Background: Pneumatosis intestinalis (PI) is a rare radiological finding characterized by gas within the bowel wall, often linked to conditions such as ischemia, infection, or inflammation. When complicated by pneumoperitoneum, it suggests a potentially life-threatening condition, such as bowel perforation, and may necessitate surgical intervention.
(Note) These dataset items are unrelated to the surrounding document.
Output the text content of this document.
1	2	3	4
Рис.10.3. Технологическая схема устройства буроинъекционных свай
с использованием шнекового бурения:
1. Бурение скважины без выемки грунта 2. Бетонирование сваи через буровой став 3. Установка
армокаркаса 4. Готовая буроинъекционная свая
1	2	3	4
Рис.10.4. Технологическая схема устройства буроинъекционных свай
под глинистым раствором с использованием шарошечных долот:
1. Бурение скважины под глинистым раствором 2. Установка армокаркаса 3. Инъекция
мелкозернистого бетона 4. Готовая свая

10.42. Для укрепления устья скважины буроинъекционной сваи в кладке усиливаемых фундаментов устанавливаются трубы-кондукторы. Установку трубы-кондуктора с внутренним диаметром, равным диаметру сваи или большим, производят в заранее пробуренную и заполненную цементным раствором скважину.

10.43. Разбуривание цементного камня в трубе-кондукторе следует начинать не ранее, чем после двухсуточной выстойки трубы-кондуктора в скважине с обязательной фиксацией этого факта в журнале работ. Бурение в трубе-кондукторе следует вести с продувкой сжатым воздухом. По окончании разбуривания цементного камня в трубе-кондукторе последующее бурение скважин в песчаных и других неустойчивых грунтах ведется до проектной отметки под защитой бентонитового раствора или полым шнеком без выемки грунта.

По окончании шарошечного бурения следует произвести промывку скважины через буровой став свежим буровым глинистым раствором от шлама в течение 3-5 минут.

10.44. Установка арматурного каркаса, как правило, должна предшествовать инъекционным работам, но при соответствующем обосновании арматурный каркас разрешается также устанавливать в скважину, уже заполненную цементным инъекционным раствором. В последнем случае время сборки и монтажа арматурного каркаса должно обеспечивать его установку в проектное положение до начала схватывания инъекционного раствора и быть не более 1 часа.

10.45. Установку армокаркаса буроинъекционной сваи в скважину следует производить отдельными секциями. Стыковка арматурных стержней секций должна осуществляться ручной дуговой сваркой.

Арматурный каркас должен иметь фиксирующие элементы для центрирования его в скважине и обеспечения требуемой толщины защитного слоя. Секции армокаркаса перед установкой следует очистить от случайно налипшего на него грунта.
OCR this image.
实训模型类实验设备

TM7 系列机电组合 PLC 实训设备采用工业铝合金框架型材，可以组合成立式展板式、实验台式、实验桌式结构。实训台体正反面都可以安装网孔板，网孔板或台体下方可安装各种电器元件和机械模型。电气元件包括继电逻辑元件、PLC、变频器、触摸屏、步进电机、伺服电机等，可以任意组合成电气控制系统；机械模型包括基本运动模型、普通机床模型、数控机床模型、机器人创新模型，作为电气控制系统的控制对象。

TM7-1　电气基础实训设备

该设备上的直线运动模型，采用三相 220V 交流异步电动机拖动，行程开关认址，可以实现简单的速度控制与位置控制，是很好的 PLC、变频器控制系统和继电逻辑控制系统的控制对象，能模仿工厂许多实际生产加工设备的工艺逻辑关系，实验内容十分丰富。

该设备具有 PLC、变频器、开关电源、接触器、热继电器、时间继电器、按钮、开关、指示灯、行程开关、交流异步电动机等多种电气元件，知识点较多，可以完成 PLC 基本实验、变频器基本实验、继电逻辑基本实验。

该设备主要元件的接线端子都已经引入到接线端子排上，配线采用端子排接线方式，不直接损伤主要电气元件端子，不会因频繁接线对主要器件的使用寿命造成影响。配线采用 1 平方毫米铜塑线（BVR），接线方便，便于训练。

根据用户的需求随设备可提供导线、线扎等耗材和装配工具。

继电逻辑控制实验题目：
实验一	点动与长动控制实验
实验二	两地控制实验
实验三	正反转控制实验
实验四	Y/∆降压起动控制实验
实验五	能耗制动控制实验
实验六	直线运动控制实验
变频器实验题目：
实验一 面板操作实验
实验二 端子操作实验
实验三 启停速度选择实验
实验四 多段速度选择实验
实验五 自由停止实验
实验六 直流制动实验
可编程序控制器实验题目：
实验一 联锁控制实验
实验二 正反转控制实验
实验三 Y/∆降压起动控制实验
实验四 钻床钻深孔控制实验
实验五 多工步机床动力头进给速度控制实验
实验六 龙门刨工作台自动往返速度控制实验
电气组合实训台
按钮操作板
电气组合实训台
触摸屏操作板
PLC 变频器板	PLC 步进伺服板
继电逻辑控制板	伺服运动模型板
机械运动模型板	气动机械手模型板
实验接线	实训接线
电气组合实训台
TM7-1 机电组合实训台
Case Summary: A 43-year-old male patient presented with 5 days of diffuse abdominal pain, distention, and vomiting of gastric contents. He had a remote history of peptic ulcer disease. On physical examination, he appeared sick, dehydrated, and cachexic. His vital signs were stable, but his BMI was low (16.2 kg/m2). His abdomen was distended with diffused tenderness and had no guarding or bowel sounds. There was a radiological evidence of pneumoperitoneum, pneumatosis intestinalis, and free fluid concerning hollow viscus perforation. However, small bowel biopsy showed polypoid, grape-like lesions with cystic spaces lined by multinucleated giant cells and surrounded by inflammatory cells and hemosiderin pigment. Findings were consistent with Pneumatosis Cystoides Intestinalis, with no atypia or malignancy. Following fluid resuscitation, the patient underwent laparotomy exploration which did not demonstrate any bowel injury but scarred the 1st part of the duodenum. The pneumoperitoneum was attributed to the rupture of gas-filled cysts located along the bowel wall but not within it. He had an uncomplicated postoperative course. The endoscopy was done on follow-up, revealing a small Forest III pre-pyloric ulcer with a stenotic pyloric ring managed by balloon dilatation and PPI.

Conclusion: Pneumatosis intestinalis is a rare finding and its significance cannot be determined outside of a clinical contest. Surgery may be performed occasionally when pneumoperitoneum is present, raising concerns about the risk of hollow viscus injury.